Nicole Kidman has gone from strength to strength in recent years, and 2017 has been especially stellar, what with an Emmy win for Big Little Lies and standout performances in The Beguiled and The Killing of a Sacred Deer. Watching Gus Van Sant’s To Die For, it’s easy to see why she’s gained such a cult following. As an ambitious meteorologist for a small town TV station, Kidman exudes a precise and rigorous narcissism that smoothly transitions from a cutesy rabidity for media glory to something completely demented, her nail varnish and expertly coiffed hair in lockstep with the voracious glow in her eyes and the barely detectable edge in her clipped tones. Her Suzanne Stone is a picture of ruthless Machiavellianism in the guise of hypersexual femininity—basically the opposite of Lady Macbeth, who wanted to be unsexed in order to murder a king. Stone, meanwhile, doesn’t murder anyone, and instead uses her physicality to entice a couple of horny teenagers to do the dirty work for her. You have to hand it to her: she knows how to play the game.

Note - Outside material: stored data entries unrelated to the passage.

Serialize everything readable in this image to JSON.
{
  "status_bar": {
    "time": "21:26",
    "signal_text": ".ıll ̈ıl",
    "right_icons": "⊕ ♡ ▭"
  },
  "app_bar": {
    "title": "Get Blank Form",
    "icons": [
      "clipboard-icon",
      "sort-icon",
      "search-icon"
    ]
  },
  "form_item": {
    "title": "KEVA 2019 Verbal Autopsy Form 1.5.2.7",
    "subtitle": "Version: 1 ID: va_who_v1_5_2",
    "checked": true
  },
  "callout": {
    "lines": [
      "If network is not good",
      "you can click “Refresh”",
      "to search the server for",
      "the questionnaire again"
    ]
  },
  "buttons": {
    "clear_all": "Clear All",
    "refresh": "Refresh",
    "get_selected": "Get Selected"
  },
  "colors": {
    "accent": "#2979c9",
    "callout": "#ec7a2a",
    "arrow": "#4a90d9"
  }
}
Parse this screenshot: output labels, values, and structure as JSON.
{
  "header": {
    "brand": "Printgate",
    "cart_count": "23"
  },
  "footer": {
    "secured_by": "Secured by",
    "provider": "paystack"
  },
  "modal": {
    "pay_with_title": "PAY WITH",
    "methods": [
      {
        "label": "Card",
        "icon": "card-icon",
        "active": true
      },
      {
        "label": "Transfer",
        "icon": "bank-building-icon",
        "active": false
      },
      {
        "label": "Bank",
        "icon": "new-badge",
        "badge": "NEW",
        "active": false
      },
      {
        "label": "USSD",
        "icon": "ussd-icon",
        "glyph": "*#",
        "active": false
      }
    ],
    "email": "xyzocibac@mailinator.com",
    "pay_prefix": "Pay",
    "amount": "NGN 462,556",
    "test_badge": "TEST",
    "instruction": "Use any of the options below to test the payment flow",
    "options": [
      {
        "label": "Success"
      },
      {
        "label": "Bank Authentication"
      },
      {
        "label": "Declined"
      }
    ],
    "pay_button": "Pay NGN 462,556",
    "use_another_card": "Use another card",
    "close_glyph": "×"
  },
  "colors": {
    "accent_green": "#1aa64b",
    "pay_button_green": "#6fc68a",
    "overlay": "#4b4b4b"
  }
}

The mockumentary format works well here, especially when coupled with the final twist with regard to Stone’s involvement. It gives the film a nice balance between levity and tragedy, the actors having more room to fully manifest their characters without necessarily turning them into caricatures. Van Sant’s direction is workmanlike, and the visual look of the film is on par for something from the mid-‘90s (as is Danny Elfman’s score). For me, though, everything rests on Kidman, and she nails it. Over twenty years on, and it’s still one of the best performance she’s ever given.